Highlights & Insights¶
- The paper advances the pre-training data discussion from "which domain ratio is higher" to "which structural features within a domain are effective." This is more actionable than debating code ratios as it guides data selection.
- The fixed-budget design is critical. Data ablations that simply reduce tokens conflate quality with training volume; by keeping total tokens constant, this study captures real-world resource allocation problems.
- The FastText classifier for scaffolds is simple yet effective. Without training complex reward models, the authors learn transferable explicit structures from code samples and project them onto the Math domain.
- Expert routing analysis provides mechanistic evidence beyond downstream scores. While routing patterns are not strictly causal, they show that different data configurations fundamentally change how MoE experts are utilized.
Limitations & Future Work¶
- The definition of "cognitive scaffold" remains operational. FastText might learn surface features like formatting, length, or indentation, despite the authors' audit for contamination and post-hoc statistics.
- The paper does not systematically scan scaffold replacement ratios, so it cannot conclude that "higher scaffold ratios are always better." Current findings apply only to the specific replacement setup.
- Computational costs are high, creating a barrier for replication. While 10T tokens and MoE-from-scratch increase credibility, they limit external validation.

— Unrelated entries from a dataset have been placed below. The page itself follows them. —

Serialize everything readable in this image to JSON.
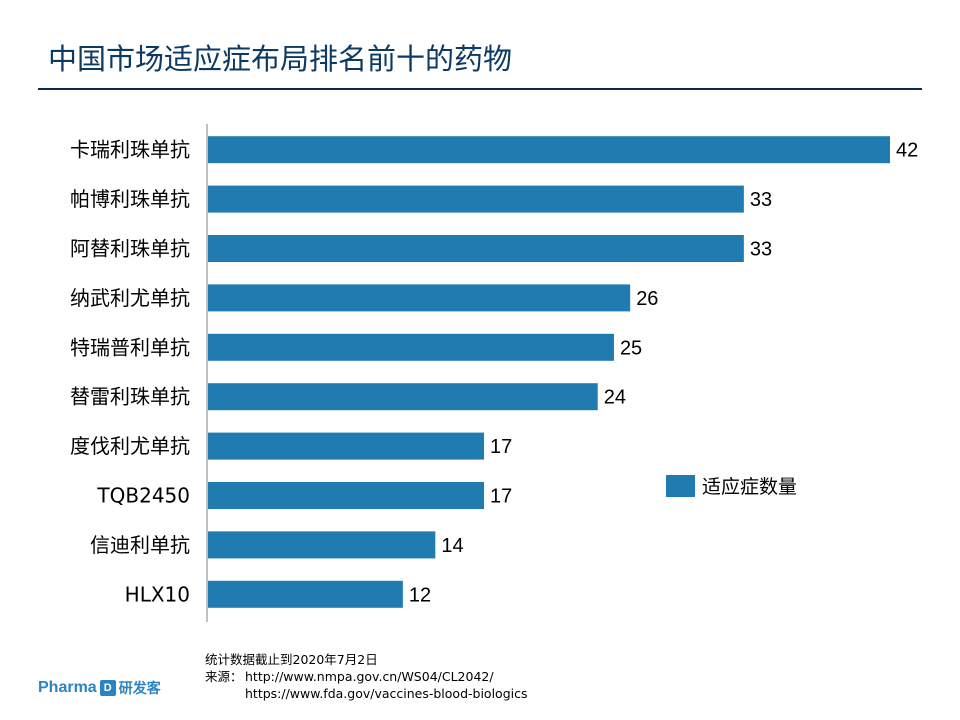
{
  "page": {
    "title": "中国市场适应症布局排名前十的药物"
  },
  "chart_data": {
    "type": "bar",
    "orientation": "horizontal",
    "categories": [
      "卡瑞利珠单抗",
      "帕博利珠单抗",
      "阿替利珠单抗",
      "纳武利尤单抗",
      "特瑞普利单抗",
      "替雷利珠单抗",
      "度伐利尤单抗",
      "TQB2450",
      "信迪利单抗",
      "HLX10"
    ],
    "series": [
      {
        "name": "适应症数量",
        "values": [
          42,
          33,
          33,
          26,
          25,
          24,
          17,
          17,
          14,
          12
        ]
      }
    ],
    "xlim": [
      0,
      42
    ],
    "grid": false,
    "legend_position": "right",
    "bar_color": "#1f7bb0"
  },
  "footnote": {
    "date_note": "统计数据截止到2020年7月2日",
    "source_label": "来源：",
    "source_url_1": "http://www.nmpa.gov.cn/WS04/CL2042/",
    "source_url_2": "https://www.fda.gov/vaccines-blood-biologics"
  },
  "logo": {
    "brand_en": "Pharma",
    "brand_mark": "D",
    "brand_cn": "研发客"
  }
}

- Evaluation focuses on pre-training capabilities; it is yet to be seen if these data effects persist after instruction tuning, RLHF, or in tool-use agent scenarios.
Related Work & Insights¶
- vs. To Code or Not to Code / Code-ratio studies: Prior works often mix code and structured text. By isolating pure Code, this paper shows reasoning gains likely originate from mixed structured samples.
- vs. DoReMi / REGMIX: While data mixing methods focus on domain-level ratios, this paper highlights that instance-level structural features within domains are equally crucial. Cognitive scaffolds could be included as a learnable subdomain in future optimizations.

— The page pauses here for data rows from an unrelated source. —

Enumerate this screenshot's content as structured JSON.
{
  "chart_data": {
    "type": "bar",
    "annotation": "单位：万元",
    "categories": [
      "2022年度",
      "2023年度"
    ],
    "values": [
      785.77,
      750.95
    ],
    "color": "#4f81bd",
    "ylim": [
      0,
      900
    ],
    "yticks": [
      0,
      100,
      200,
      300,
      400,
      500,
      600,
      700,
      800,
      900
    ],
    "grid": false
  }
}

- vs. Data Selection Methods: The scaffold filtering can be viewed as offline data selection for reasoning. Unlike general quality scoring, it emphasizes the visibility of intermediate steps and symbolic processes.

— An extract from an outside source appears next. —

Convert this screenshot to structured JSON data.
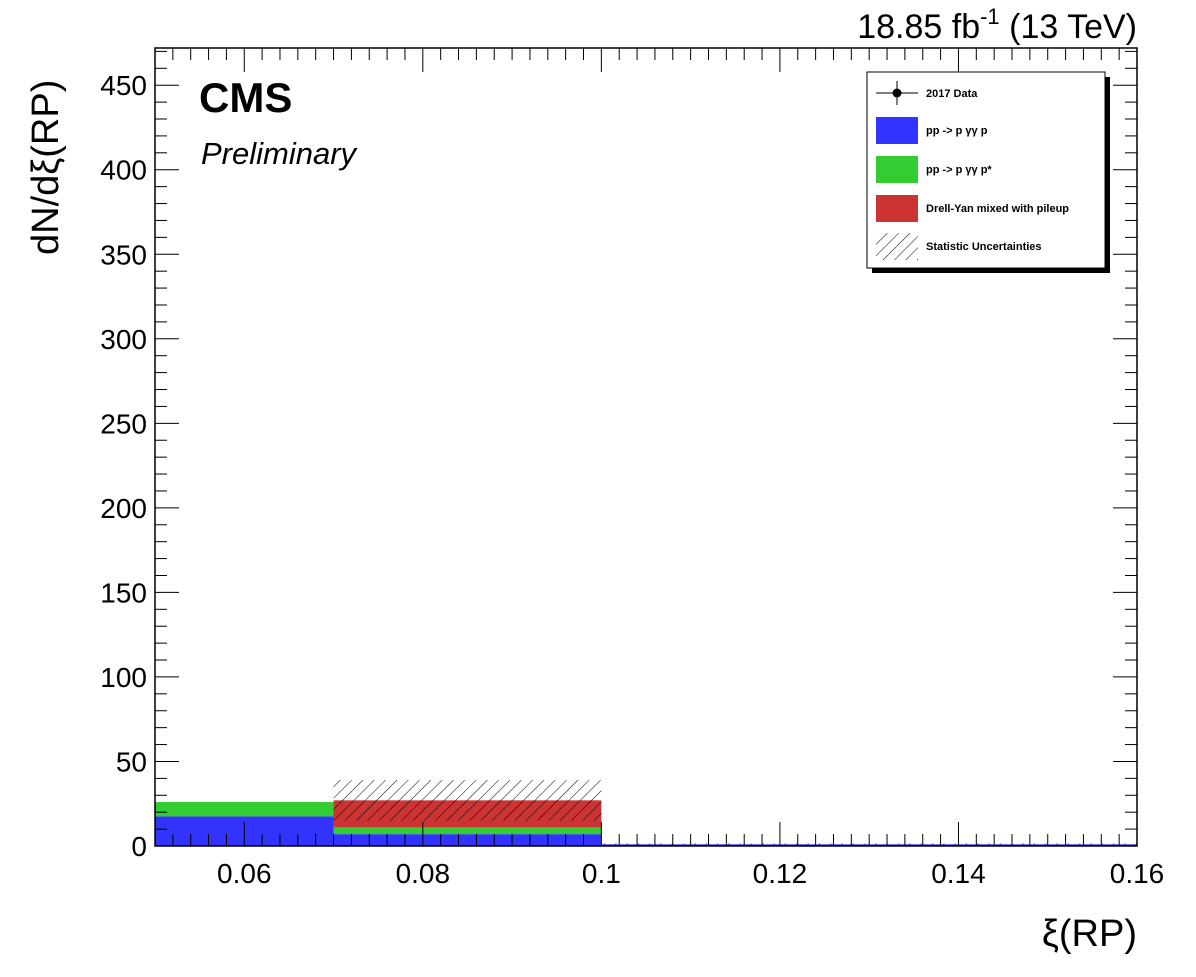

- Insight: For LLM pre-training, enhancing math reasoning does not necessarily require increasing the entire Math domain ratio; one can increase the density of "traceable reasoning trajectories" within a fixed budget. Code data should also be distinguished between executable programs, explanations, and annotated derivations.
Rating¶
- Novelty: ⭐⭐⭐⭐ The topic has been studied, but the separation of Code/Code-NL and the focus on cognitive scaffolds are highly insightful.
- Experimental Thoroughness: ⭐⭐⭐⭐⭐ The combination of a 10T corpus, multiple model scales, fixed-budget ablations, and routing analysis is very robust.
- Writing Quality: ⭐⭐⭐⭐ Clear narrative with sufficient data, though appendix-heavy analysis requires careful attention to relative versus absolute scores.
- Value: ⭐⭐⭐⭐⭐ Highly practical for pre-training data engineering, indicating that "structured reasoning sample density" is more controllable than generic code increases.